Deuxièmement pour les puristes de Holmes, ils ne peuvent qu’être déçu. Malgré le respect du style sobre, l’écriture à la première personne de Watson, les références aux autres aventures, Bob Garcia rajoute une scène de sexe (outrage !). Surtout, Holmes ne paraît pas trop intelligent. Ses observations ne sont pas pertinentes. Ses déductions tardent à venir, principalement pour la raison évoqué en amont : ils ne peuvent rien faire tant que Jack n’a pas finit ses « jeux ». Il me semble que l’unique intérêt de ce genre de roman réside justement dans la personnalité d’Holmes…

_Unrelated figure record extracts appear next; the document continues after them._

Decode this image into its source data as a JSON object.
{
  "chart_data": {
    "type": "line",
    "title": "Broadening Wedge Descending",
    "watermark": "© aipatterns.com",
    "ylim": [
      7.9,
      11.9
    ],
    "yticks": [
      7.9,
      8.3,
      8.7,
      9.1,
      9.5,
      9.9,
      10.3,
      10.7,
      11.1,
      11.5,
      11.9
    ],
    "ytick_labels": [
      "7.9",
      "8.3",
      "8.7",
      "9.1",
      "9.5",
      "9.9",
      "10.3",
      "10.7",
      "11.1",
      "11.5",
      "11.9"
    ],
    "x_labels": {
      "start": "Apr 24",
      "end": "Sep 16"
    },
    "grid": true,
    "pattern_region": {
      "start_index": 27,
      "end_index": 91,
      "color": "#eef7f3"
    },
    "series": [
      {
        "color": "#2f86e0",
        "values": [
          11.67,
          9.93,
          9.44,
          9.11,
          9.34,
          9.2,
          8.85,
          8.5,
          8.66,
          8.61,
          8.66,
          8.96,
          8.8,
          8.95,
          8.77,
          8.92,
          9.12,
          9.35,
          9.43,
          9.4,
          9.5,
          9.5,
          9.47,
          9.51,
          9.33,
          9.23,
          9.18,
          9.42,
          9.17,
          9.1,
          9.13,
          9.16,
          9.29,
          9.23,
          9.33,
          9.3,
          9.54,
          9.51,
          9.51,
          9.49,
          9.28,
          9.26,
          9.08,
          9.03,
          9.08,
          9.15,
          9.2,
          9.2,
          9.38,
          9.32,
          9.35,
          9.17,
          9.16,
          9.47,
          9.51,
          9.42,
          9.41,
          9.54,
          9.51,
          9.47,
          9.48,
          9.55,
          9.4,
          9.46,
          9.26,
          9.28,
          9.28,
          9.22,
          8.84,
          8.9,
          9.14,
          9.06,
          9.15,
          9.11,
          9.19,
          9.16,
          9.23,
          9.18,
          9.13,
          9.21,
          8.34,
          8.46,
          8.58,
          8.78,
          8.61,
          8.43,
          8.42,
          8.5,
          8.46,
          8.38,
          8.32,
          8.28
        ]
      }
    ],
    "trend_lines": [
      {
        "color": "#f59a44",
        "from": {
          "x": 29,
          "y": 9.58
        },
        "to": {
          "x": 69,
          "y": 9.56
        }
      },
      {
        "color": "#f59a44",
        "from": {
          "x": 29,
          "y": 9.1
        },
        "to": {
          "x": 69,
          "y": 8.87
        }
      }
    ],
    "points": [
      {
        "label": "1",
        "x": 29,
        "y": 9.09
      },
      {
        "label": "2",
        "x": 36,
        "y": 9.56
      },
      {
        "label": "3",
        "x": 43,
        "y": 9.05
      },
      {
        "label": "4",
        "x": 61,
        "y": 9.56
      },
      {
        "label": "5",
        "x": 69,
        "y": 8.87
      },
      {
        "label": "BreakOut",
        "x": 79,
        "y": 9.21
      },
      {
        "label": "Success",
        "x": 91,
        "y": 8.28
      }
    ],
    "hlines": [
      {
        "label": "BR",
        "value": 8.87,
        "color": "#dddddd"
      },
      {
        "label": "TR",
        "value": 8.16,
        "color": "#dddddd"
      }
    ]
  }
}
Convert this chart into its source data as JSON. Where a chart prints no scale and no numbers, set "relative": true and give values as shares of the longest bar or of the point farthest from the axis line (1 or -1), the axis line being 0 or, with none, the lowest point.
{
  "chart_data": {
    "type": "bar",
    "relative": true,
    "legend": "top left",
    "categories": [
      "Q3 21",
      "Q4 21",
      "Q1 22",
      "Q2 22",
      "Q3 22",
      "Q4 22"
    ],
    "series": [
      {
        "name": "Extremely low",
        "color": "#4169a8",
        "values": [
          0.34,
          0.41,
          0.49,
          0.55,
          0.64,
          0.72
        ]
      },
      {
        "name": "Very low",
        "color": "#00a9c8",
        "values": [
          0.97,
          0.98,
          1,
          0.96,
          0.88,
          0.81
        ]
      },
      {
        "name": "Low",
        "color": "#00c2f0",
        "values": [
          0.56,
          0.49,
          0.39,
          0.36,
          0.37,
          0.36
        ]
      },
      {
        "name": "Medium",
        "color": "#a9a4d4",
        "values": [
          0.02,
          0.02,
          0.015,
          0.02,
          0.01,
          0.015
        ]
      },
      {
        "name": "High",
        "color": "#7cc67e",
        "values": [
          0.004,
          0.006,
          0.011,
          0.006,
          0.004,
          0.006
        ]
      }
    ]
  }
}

Troisièmement, les ripperophiles ou les simples amateurs de Jack n’auront pas leur curiosité sastifaite. Si l’auteur ne part pas sur des théories fumeuses du complot de la reine (cf. la BD From Hell), du peintre psychopathe (cf. Patricia Cornwell dans le livre le plus mal écrit au monde « Jack l’éventreur, affaire classée »)… Il ne cherche pas à fonder sa propre mythologie du personnage. Tout est réduit à une simple enquête « policière », sans montrer l’impact de Jack sur cette société, l’importance de la couverture de presse qui a créé la légende, des crimes qui témoignent d’une lutte des classes sourde mais violente, le premier serial killer moderne, etc.
Au final, on a un roman policier policé, qui n’écorne pas les figures qu’il aborde. Cette absence de risque nuit à l’ensemble de l’entreprise. Cette facture classique imposée (crimes, enquête qui piétine et révélations finales) ne fonctionne pas. A l’exemple de la petite Wendy, petite fille des rues accueillie par Watson, immolée pour la cause, reste un personnage qui pue le remplissage, la figure mélodramatique de la vierge sacrifiée, caricaturale car inutile.
Tel Holmes dépourvu de sa sagacité, Jack, trop en fond, qui ne fait pas peur, Watson qui s’embourbe dans ses atermoiements sans fins… Le livre s’autodétruit à la lecture, car il est issu d’un projet qui aurait dû avorter dans l’œuf. Jack et Holmes n’avaient pas à se rencontrer.